La journée se termine à 17 heures, et bien remplie. L’enfant y a senti que la classe était son affaire, L'autogestion s'étend à tous les niveaux : discussions, conseils de travail, fonctionnement des activités, ‑ et cela dans un climat de collaboration, d'entraide et d'amitié Les responsables (et chacun est responsable dans la classe) rappellent les projets élaborés et veillent à leur exécution. Et si j'interviens, c'est pour encourager et entraîner toujours plus loin vers le vrai travail.

CAS OU UN PROJET DE TRAVAIL EST ABANDONNE

. Par le groupe

‑ quand un événement extérieur surgit dans la classe : lettres ou colis des correspondants, apport d'un enfant ;

‑ quand une discussion intéressante pour tous se prolonge ;

‑ quand survient un événement local notable (lancement d'un bateau par ex.) ;

‑ quand un travail enthousiasme les enfants ; ainsi à la fin du 1er trimestre ils ont commencé à faire des marionnettes, puis ils ont mis au point tout un programme de spectacles, ce qui nous a demandé plusieurs jours ;

‑ il arrive aussi que l'intérêt pour une activité s'atténue. Quand les enfants sont fatigués, ils ont la possibilité de se reposer. Il faut vouloir pour eux, avec confiance et calme, dans les limites de ce qu'ils peuvent

2°. Par un ou plusieurs enfants

a) Quand ils sont pris par une activité plus passionnante. Ainsi Dominique demande de terminer sa maquette d'histoire pendant l'heure d'activités. Michel : « Moi aussi ! » Yannick C., président de jour : « Oui, deux ou trois, ça va ; mais pas plus, sans cela on ne pourra jamais faire des jeux ! » Le groupe donne son avis et donne son acceptation.

b) Il arrive qu'au cours de la journée des enfants renoncent à un travail pourtant prévu pour partager celui de leurs camarades. Exemples :

‑ La mise au point du texte libre. Il n'y a pas toujours unanimité pour le travail collectif de mise au point. Cela dépend à la fois de l'intérêt suscité par le texte choisi et du travail pour la mise au point. Ainsi lorsqu'il s'agit d'être créateur, en proposant mots nouveaux et nouvelles tournures, la participation peut être totale ; et les enfants abandonnent un travail pourtant prévu (dessin, lecture silencieuse, etc.) pour se joindre au travail collectif de mise au point.

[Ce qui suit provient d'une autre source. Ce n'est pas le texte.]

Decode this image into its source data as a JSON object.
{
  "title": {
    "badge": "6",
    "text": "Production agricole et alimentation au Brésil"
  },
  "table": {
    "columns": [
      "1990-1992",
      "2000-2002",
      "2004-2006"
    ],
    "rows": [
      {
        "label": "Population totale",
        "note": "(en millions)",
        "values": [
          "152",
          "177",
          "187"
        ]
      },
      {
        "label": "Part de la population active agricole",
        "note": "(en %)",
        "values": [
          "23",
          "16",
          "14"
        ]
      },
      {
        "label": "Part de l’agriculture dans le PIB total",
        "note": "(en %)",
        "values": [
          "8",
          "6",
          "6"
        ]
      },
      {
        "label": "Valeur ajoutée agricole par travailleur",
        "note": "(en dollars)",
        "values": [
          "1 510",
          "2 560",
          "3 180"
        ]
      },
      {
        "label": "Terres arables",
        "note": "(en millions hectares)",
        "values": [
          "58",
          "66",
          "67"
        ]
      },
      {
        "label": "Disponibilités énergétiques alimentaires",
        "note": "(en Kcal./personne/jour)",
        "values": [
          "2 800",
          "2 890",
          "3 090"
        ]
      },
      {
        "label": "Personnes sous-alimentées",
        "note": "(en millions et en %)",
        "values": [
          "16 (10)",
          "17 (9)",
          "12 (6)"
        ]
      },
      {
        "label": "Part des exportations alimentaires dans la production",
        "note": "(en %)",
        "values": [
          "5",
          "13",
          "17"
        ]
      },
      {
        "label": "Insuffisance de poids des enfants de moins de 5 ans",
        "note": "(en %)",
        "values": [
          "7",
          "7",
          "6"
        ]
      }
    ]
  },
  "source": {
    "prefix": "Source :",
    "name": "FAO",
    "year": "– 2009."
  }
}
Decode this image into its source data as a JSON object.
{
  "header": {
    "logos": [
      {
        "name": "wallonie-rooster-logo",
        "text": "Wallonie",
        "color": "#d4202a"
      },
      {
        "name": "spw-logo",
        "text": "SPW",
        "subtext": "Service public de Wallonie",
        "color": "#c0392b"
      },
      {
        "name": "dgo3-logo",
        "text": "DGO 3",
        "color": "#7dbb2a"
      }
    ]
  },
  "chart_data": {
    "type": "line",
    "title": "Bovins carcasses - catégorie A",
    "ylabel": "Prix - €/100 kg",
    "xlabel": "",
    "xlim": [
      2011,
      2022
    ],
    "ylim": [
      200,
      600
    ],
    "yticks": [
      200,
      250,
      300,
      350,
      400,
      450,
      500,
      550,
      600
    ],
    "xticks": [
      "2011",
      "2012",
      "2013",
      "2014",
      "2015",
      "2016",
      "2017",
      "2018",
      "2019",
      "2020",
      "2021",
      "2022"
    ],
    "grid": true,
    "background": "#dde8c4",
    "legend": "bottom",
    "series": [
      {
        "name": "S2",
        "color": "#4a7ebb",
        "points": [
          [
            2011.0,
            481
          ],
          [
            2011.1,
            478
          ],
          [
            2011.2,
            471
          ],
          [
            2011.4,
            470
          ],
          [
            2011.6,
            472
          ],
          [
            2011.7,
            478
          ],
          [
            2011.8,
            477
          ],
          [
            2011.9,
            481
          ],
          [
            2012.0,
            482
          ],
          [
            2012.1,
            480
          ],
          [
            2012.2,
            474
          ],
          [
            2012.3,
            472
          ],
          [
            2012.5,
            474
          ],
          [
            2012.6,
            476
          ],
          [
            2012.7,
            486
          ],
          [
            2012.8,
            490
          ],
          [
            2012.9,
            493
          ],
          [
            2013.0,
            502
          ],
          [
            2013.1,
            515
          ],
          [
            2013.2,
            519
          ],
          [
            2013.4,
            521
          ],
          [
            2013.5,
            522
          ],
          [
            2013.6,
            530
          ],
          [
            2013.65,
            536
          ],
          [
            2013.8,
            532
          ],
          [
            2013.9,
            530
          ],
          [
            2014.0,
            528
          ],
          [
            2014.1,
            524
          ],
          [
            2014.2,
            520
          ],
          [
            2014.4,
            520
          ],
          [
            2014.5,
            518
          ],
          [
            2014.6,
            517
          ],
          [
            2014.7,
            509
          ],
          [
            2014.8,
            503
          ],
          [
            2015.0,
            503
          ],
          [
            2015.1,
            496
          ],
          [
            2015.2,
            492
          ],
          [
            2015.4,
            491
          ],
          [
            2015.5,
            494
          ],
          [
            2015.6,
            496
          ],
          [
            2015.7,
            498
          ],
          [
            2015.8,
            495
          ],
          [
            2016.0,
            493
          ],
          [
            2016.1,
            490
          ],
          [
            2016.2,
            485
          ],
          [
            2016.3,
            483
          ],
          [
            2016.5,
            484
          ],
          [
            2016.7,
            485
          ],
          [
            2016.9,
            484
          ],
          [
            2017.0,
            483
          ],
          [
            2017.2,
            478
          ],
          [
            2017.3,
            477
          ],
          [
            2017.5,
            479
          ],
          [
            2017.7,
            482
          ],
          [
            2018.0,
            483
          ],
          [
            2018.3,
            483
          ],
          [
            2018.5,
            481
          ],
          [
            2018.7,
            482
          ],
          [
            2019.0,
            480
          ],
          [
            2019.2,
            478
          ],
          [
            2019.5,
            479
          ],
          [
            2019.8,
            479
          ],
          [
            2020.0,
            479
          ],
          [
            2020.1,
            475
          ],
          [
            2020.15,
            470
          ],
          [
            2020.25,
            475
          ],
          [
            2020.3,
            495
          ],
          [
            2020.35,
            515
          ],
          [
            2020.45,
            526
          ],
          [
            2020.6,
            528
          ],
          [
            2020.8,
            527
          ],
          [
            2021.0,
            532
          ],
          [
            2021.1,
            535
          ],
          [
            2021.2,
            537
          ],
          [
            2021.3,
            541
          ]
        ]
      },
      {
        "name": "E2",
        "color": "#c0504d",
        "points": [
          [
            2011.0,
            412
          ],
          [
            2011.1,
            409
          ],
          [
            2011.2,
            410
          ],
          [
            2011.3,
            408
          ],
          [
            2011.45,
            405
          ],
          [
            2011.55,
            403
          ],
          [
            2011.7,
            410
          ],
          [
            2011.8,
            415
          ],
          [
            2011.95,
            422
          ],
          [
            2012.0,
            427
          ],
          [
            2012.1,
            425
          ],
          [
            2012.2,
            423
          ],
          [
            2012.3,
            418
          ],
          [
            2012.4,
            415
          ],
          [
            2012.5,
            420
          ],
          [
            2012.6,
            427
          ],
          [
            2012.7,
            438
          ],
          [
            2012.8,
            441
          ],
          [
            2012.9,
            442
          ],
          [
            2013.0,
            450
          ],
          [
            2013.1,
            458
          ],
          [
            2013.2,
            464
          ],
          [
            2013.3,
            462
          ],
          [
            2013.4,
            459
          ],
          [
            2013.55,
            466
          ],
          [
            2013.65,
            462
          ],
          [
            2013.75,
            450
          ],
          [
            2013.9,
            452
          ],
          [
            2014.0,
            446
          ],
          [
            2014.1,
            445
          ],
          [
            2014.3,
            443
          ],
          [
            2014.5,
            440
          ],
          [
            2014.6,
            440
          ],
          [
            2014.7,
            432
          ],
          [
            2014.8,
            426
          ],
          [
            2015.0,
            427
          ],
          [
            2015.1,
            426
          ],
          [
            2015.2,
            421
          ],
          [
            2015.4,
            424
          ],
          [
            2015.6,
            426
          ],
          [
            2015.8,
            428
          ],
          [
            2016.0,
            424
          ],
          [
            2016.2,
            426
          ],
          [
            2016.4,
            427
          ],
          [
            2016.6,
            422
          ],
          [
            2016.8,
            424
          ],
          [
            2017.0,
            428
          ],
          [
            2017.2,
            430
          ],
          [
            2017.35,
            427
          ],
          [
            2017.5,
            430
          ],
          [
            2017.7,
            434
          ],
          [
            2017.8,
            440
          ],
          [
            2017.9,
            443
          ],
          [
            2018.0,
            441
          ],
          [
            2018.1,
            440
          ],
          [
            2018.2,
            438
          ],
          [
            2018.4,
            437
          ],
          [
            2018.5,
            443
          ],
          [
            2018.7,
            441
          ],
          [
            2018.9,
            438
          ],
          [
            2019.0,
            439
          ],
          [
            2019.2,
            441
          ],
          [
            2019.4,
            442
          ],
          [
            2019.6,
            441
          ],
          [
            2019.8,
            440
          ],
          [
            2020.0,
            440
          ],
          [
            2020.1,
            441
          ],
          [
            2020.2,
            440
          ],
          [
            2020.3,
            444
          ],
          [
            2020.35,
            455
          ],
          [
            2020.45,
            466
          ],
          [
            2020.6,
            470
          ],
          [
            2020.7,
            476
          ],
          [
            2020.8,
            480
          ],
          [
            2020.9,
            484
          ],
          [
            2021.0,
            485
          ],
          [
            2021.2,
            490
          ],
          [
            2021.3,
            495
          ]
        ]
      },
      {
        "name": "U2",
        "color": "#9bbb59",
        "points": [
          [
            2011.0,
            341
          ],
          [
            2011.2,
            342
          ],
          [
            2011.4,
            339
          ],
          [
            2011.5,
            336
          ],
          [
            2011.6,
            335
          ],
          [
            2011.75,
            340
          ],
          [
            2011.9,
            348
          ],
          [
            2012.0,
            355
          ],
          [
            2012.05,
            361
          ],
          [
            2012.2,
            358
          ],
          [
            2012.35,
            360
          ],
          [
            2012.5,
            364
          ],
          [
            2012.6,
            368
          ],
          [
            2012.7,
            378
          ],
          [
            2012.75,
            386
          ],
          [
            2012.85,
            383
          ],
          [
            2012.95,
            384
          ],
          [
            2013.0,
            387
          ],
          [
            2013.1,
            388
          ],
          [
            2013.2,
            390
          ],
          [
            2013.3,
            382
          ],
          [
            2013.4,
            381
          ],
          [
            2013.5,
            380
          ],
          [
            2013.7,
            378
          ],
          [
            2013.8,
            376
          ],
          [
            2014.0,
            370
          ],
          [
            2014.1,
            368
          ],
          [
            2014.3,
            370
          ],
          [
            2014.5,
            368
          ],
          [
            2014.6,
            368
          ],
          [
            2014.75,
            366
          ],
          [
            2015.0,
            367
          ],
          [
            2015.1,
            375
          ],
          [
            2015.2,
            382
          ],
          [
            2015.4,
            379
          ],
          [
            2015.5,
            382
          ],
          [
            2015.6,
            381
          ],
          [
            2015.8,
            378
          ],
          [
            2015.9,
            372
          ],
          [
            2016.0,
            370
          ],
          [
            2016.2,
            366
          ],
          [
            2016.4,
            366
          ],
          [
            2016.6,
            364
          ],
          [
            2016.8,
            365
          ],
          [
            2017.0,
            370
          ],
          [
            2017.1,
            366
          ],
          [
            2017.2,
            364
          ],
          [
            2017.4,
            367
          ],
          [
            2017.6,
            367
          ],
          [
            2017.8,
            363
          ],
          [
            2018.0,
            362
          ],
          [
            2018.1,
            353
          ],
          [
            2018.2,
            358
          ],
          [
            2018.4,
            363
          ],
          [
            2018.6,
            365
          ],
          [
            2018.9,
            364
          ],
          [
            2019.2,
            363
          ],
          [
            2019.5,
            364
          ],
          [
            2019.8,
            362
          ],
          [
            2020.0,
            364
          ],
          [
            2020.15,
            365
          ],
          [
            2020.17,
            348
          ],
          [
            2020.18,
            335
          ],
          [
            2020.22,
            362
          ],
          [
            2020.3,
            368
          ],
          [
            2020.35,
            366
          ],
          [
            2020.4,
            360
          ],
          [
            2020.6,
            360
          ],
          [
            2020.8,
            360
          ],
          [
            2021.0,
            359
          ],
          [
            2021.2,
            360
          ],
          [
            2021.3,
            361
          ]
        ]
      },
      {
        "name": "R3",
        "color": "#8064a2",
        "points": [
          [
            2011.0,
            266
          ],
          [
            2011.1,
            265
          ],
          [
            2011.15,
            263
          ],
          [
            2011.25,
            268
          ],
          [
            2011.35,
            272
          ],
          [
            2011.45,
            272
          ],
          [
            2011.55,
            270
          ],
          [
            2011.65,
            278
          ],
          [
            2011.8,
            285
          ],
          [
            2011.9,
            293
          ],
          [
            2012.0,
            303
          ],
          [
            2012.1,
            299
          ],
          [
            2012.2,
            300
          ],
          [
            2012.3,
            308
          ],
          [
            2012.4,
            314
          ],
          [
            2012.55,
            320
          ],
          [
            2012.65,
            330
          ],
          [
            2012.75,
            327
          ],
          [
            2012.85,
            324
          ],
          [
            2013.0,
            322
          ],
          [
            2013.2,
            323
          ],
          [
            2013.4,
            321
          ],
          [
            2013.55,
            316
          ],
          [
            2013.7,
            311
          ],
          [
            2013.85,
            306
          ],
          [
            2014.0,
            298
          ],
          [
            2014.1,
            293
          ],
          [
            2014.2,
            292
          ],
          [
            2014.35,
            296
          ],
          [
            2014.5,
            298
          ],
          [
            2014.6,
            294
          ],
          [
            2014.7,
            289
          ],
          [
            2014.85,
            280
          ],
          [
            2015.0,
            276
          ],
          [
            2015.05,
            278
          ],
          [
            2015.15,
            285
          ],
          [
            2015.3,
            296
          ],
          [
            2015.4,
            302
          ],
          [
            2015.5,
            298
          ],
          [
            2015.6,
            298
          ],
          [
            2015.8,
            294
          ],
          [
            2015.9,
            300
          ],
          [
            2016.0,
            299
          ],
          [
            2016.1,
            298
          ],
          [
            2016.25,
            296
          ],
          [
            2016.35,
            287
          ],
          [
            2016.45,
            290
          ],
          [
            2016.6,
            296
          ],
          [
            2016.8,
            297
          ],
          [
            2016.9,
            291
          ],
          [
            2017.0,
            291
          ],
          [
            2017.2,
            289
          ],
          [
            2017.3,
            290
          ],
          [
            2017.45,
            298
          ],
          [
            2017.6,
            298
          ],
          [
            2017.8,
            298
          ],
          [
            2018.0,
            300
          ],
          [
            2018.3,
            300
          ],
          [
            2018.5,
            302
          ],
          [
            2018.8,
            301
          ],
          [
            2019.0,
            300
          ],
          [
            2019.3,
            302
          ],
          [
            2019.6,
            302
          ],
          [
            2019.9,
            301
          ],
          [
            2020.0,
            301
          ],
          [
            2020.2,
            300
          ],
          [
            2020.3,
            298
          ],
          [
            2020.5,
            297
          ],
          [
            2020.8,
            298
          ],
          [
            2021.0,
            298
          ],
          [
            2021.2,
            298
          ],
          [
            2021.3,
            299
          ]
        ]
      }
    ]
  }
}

‑ Une recherche mathématique. Cinq enfants ont décidé de participer à un travail que je propose : rechercher les différentes manières de partager un rectangle en deux parties égales ; ils y éprouvent tant d'intérêt que tous les autres veulent y participer parce que c'est un travail d'invention et de création.

‑ Lecture. Quatre enfants ont demandé à lire des textes tirés d'un livre de lecture. Je propose des extraits du Roman de Renart ; alors six autres, intéressés par l'histoire, réclament à leur tour de participer à la lecture.

Il en sera de même pour d'autres activités : albums, travaux manuels, jeux, etc.

CONCLUSION

Ainsi, au niveau de l'exécution du travail, l'organisation reste assez souple pour répondre aux besoins et satisfaire la curiosité de tous. C'est une question d'ambiance, variable suivant les circonstances, difficile à décrire, mais essentielle.

Il m'arrive par exemple d'intervenir pour tempérer l'application des décisions prises exigée parfois par Philippe F. Je cherche en toute occasion à faciliter et à rendre possible un style de vie démocratique qui garantisse au maximum la liberté de chacun.

3 ‑ DIFFERENTS TYPES D'INTERVENTION
DE L’EDUCATEUR

L'autogestion d'une classe où le groupe a le pouvoir de décision et où chacun reste maître souverain de son travail n'entraîne pas que le maître disparaisse ou qu'il se taise. Je ne reviendrai pas ici sur les interventions de l'éducateur dans l'élaboration du plan de travail quotidien et dans son exécution. Mais je préciserai comment elles peuvent s'exercer à d'autres niveaux.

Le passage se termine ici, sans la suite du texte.